April Attempt Triggered A 13-Block Invalid Chain
The second incident started on April 25 at block top 3,095,931, when one other actor tried to make use of the identical authentic exploit path. Upgraded nodes rejected the malformed MWEB information, however the rejection uncovered a separate mutated-block dealing with situation.
The postmortem explains that some serialized MWEB physique information might be mutated with out altering the canonical Litecoin block hash. When an upgraded node obtained such a mutated MWEB block over peer-to-peer channels, it might fail whereas making use of the MWEB physique, classify the failure as “BLOCK_MUTATED,” and retain the unhealthy serialized information for that block hash. That might intervene with later legitimate block processing and mining RPC flows resembling submitblock.
“During the April incident, this brought on upgraded mining nodes to reject the unhealthy block but additionally change into unable to proceed regular mining operations shortly sufficient,” the postmortem states. “Unupgraded miners, which didn’t implement the MWEB repair, continued extending the invalid chain till upgraded miners coordinated and overtook it.”
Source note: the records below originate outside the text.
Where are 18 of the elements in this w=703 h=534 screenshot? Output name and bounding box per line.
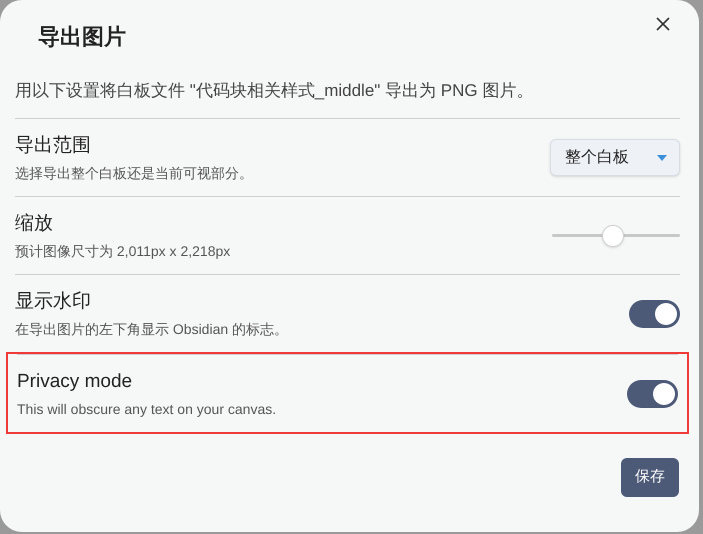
toggle-switch[interactable]: [629, 300, 680, 328]
setting-name: Privacy mode: [17, 370, 134, 394]
setting-description: This will obscure any text on your canvas.: [17, 400, 276, 418]
setting-description: 预计图像尺寸为 2,011px x 2,218px: [15, 242, 230, 260]
slider-thumb[interactable]: [602, 224, 624, 246]
setting-description: 在导出图片的左下角显示 Obsidian 的标志。: [15, 320, 288, 338]
setting-name: 导出范围: [15, 134, 92, 158]
toggle-switch[interactable]: [627, 380, 678, 408]
close-icon: [656, 17, 670, 31]
dialog-title: 导出图片: [38, 23, 126, 51]
setting-description: 选择导出整个白板还是当前可视部分。: [15, 164, 253, 182]
setting-name: 显示水印: [15, 290, 92, 314]
dialog-description: 用以下设置将白板文件 "代码块相关样式_middle" 导出为 PNG 图片。: [15, 80, 534, 102]
setting-name: 缩放: [15, 212, 54, 236]
save-button[interactable]: 保存: [621, 458, 679, 497]
scope-dropdown[interactable]: 整个白板: [550, 139, 680, 176]
caret-icon: [657, 154, 667, 160]
zoom-slider[interactable]: [552, 224, 680, 248]
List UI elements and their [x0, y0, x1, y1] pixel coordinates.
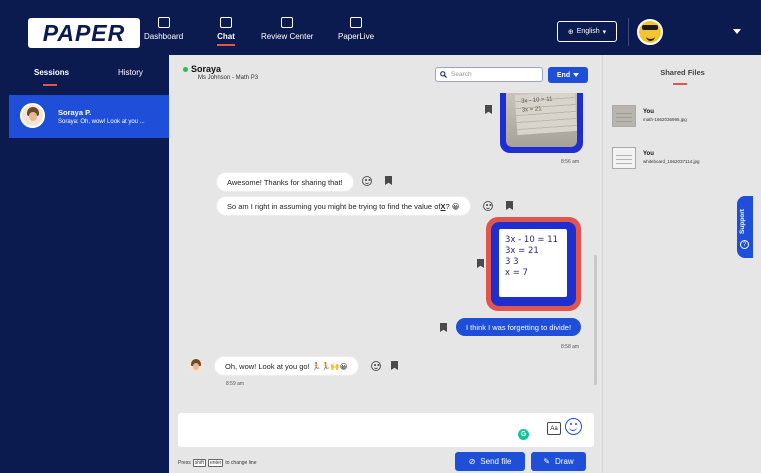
account-menu-caret-icon[interactable]: [733, 29, 741, 34]
message-timestamp: 8:59 am: [226, 381, 245, 387]
chat-subtitle: Ms Johnson - Math P3: [198, 75, 259, 81]
session-name: Soraya P.: [58, 108, 92, 117]
draw-icon: ✎: [543, 457, 551, 466]
video-icon: [350, 17, 363, 28]
send-file-button[interactable]: ⊘ Send file: [455, 452, 525, 471]
chart-icon: [157, 17, 170, 28]
tutor-message: Awesome! Thanks for sharing that!: [217, 173, 353, 191]
session-preview: Soraya: Oh, wow! Look at you ...: [58, 119, 145, 125]
bookmark-icon[interactable]: [506, 201, 513, 210]
globe-icon: ⊕: [567, 28, 574, 36]
nav-divider: [628, 18, 629, 46]
draw-button[interactable]: ✎ Draw: [531, 452, 586, 471]
nav-chat[interactable]: Chat: [217, 17, 235, 46]
bookmark-icon[interactable]: [485, 105, 492, 114]
tab-sessions[interactable]: Sessions: [34, 68, 69, 77]
message-timestamp: 8:58 am: [561, 344, 580, 350]
session-item[interactable]: Soraya P. Soraya: Oh, wow! Look at you .…: [9, 95, 169, 138]
chat-scrollbar[interactable]: [594, 255, 597, 385]
support-tab[interactable]: Support ?: [737, 196, 753, 258]
student-avatar: [20, 103, 45, 128]
shared-files-title: Shared Files: [660, 68, 705, 77]
shared-image-message-highlighted[interactable]: 3x - 10 = 11 3x = 21 3 3 x = 7: [486, 217, 581, 311]
shared-files-underline: [673, 83, 687, 85]
file-thumbnail: [612, 147, 636, 169]
chat-header: Soraya Ms Johnson - Math P3 End: [169, 55, 602, 93]
tutor-message: Oh, wow! Look at you go! 🏃🏃🙌😀: [215, 357, 358, 375]
emoji-reaction-icon[interactable]: [362, 176, 372, 186]
search-input[interactable]: [451, 71, 531, 78]
paper-logo[interactable]: PAPER: [28, 18, 140, 48]
shared-file-item[interactable]: You math-1662036995.jpg: [612, 105, 757, 129]
app-window: PAPER Dashboard Chat Review Center Paper…: [9, 9, 761, 473]
message-input[interactable]: [178, 413, 518, 447]
math-photo: 3x - 10 = 11 3x = 21: [506, 93, 577, 147]
language-selector[interactable]: ⊕ English ▾: [557, 21, 617, 42]
chevron-down-icon: [573, 73, 580, 77]
shared-files-panel: Shared Files You math-1662036995.jpg You…: [602, 55, 761, 473]
emoji-picker-icon[interactable]: [565, 418, 582, 435]
text-format-button[interactable]: Aa: [547, 422, 561, 435]
search-icon: [440, 71, 447, 78]
chat-panel: Soraya Ms Johnson - Math P3 End 3x - 10 …: [169, 55, 602, 473]
chat-icon: [220, 17, 232, 28]
help-icon: ?: [740, 240, 749, 249]
active-tab-underline: [217, 44, 235, 46]
sessions-sidebar: Sessions History Soraya P. Soraya: Oh, w…: [9, 55, 169, 473]
sessions-tab-underline: [43, 84, 57, 86]
nav-paperlive[interactable]: PaperLive: [338, 17, 374, 41]
message-composer: G Aa: [178, 413, 594, 447]
grammarly-icon[interactable]: G: [518, 429, 529, 440]
bookmark-icon[interactable]: [385, 176, 392, 185]
student-message: I think I was forgetting to divide!: [456, 318, 582, 336]
document-icon: [281, 17, 294, 28]
nav-review-center[interactable]: Review Center: [261, 17, 313, 41]
tutor-message: So am I right in assuming you might be t…: [217, 197, 470, 215]
emoji-reaction-icon[interactable]: [483, 201, 493, 211]
nav-dashboard[interactable]: Dashboard: [144, 17, 183, 41]
tab-history[interactable]: History: [118, 68, 143, 77]
emoji-reaction-icon[interactable]: [371, 361, 381, 371]
user-avatar[interactable]: [637, 19, 663, 45]
chat-student-name: Soraya: [191, 64, 222, 74]
chat-search[interactable]: [435, 67, 543, 82]
online-status-dot: [183, 67, 188, 72]
shared-file-item[interactable]: You whiteboard_1662037114.jpg: [612, 147, 757, 171]
student-avatar: [188, 358, 204, 374]
file-thumbnail: [612, 105, 636, 127]
end-session-button[interactable]: End: [548, 67, 588, 83]
shared-image-message[interactable]: 3x - 10 = 11 3x = 21: [500, 93, 583, 153]
paperclip-icon: ⊘: [468, 457, 476, 466]
bookmark-icon[interactable]: [391, 361, 398, 370]
message-timestamp: 8:56 am: [561, 159, 580, 165]
equation-photo: 3x - 10 = 11 3x = 21 3 3 x = 7: [499, 229, 567, 297]
bookmark-icon[interactable]: [440, 323, 447, 332]
chevron-down-icon: ▾: [602, 28, 607, 36]
bookmark-icon[interactable]: [477, 259, 484, 268]
keyboard-hint: Press shift enter to change line: [178, 459, 257, 467]
top-nav: PAPER Dashboard Chat Review Center Paper…: [9, 9, 761, 55]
The invalid chain ran by way of block top 3,095,943, producing 13 unhealthy blocks in complete earlier than the legitimate chain overtook it. Litecoin builders emphasised that this was not a rollback of legitimate Litecoin historical past, however a reorg of an invalid chain produced by miners that had not upgraded or had not absolutely enforced the MWEB validation guidelines.
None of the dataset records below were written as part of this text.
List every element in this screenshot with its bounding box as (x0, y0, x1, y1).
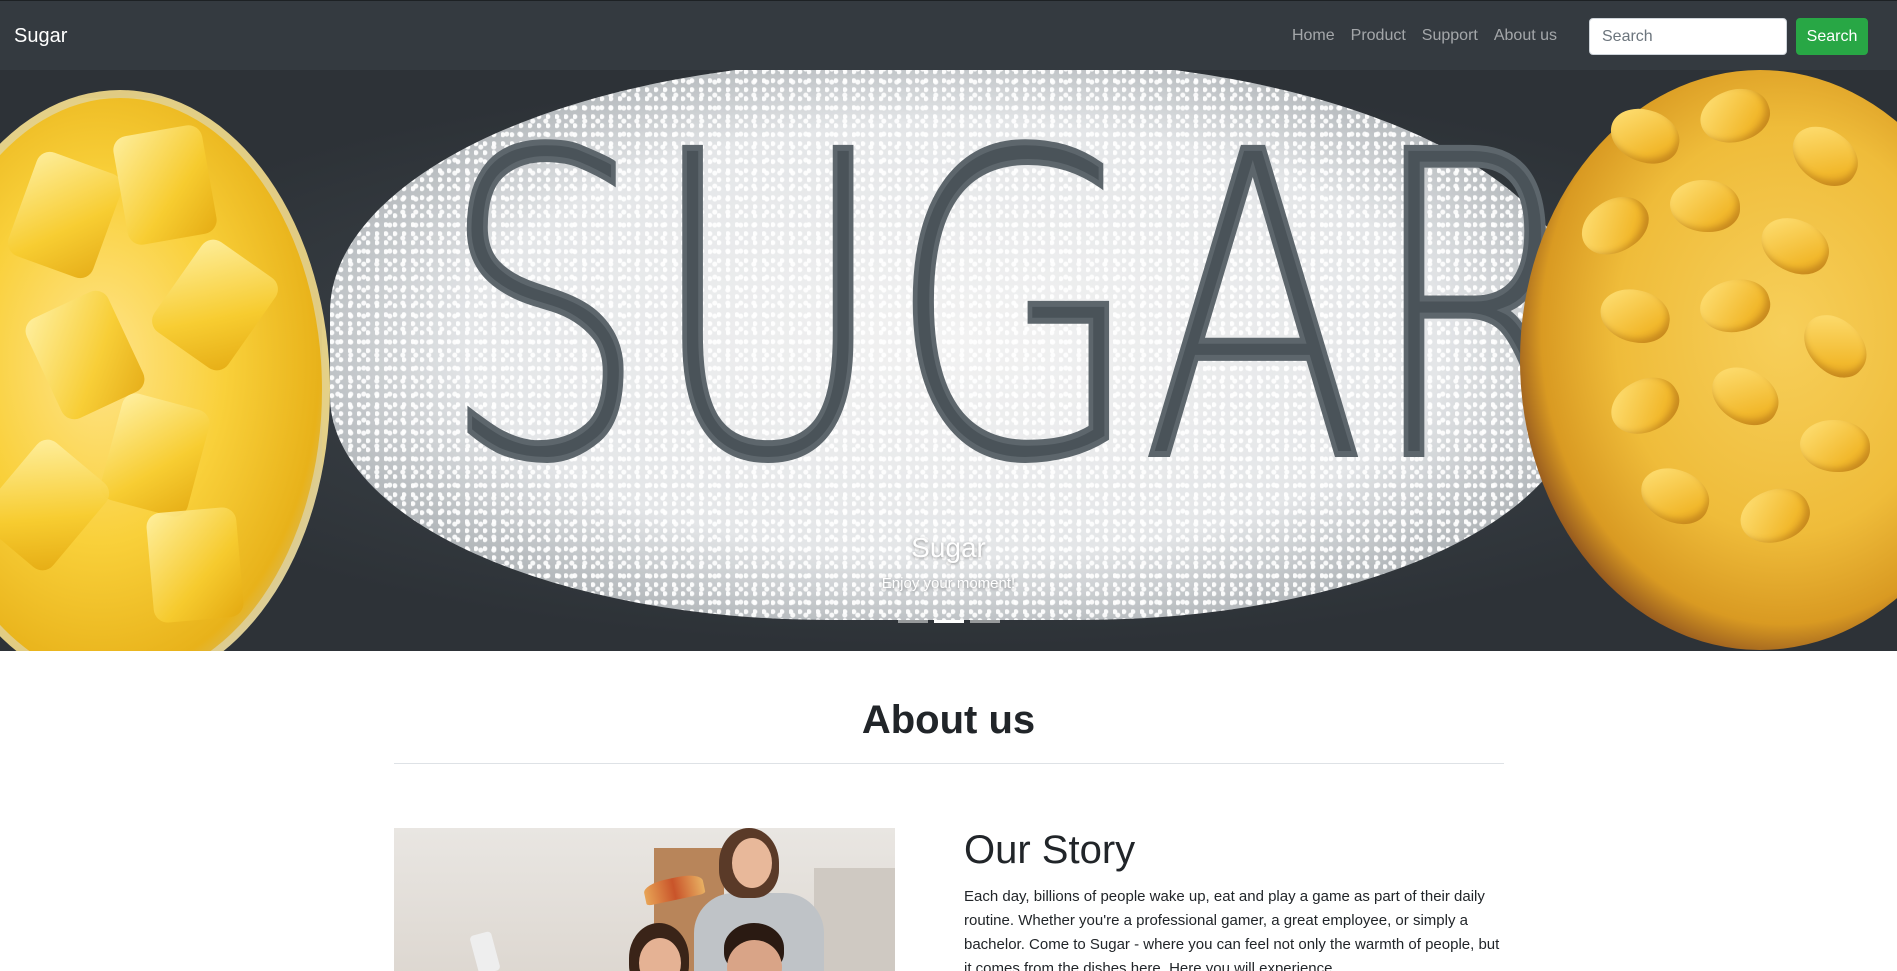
about-heading: About us (861, 698, 1036, 742)
search-input[interactable] (1589, 18, 1787, 55)
search-button[interactable]: Search (1796, 18, 1868, 55)
nav-link-product[interactable]: Product (1343, 27, 1414, 45)
brand-link[interactable]: Sugar (14, 25, 67, 48)
sugar-written-in-sugar: SUGAR (438, 70, 1596, 554)
carousel-indicators (0, 620, 1897, 623)
carousel-caption-subtitle: Enjoy your moment! (881, 575, 1016, 592)
nav-link-home[interactable]: Home (1284, 27, 1343, 45)
phone-shape (469, 930, 501, 971)
carousel-indicator-1[interactable] (897, 620, 928, 623)
navbar: Sugar Home Product Support About us Sear… (0, 0, 1897, 70)
pineapple-chunk (145, 506, 245, 624)
person-face (732, 838, 772, 888)
pineapple-chunk (111, 123, 219, 247)
story-text: Each day, billions of people wake up, ea… (964, 888, 1500, 971)
cornflake (1800, 420, 1870, 472)
about-divider (394, 763, 1504, 764)
hero-carousel[interactable]: SUGAR Sugar Enjoy your moment! (0, 70, 1897, 651)
nav-link-support[interactable]: Support (1414, 27, 1486, 45)
cabinet-shape (814, 868, 895, 971)
nav-link-about-us[interactable]: About us (1486, 27, 1565, 45)
carousel-indicator-3[interactable] (969, 620, 1000, 623)
carousel-caption-title: Sugar (911, 532, 986, 563)
story-title: Our Story (964, 828, 1136, 872)
cornflake (1670, 180, 1740, 232)
friends-eating-image (394, 828, 895, 971)
carousel-indicator-2[interactable] (933, 620, 964, 623)
nav-links: Home Product Support About us (1284, 27, 1565, 45)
Third-Party Losses Remain A Key Open Issue
While the March exploit was recovered internally, the April reorg affected some exterior infrastructure. The postmortem says NEAR Intents processed a swap of 11,000 LTC for 7.78814476 BTC earlier than these LTC have been faraway from the legitimate chain, leading to what Litecoin described as a “giant loss” for NEAR Intents. THORChain was additionally affected, with an attacker swapping 10 LTC for 0.00719957 BTC earlier than the reorg invalidated the Litecoin facet of the transaction.
Other tried swaps have been reportedly prevented in time, however precise third-party transaction IDs and closing loss quantities have been nonetheless being collected.
Litecoin Core 0.21.5.4 was launched on April 25 to deal with the mutated-block DoS failure mode by erasing saved block information for blocks categorized as mutated, permitting legitimate information for a similar block hash to be accepted later. Users, miners, exchanges and providers have been urged to improve to Litecoin Core 0.21.5.4 or later and confirm that nodes are syncing usually.
At press time, LTC traded at $55.95.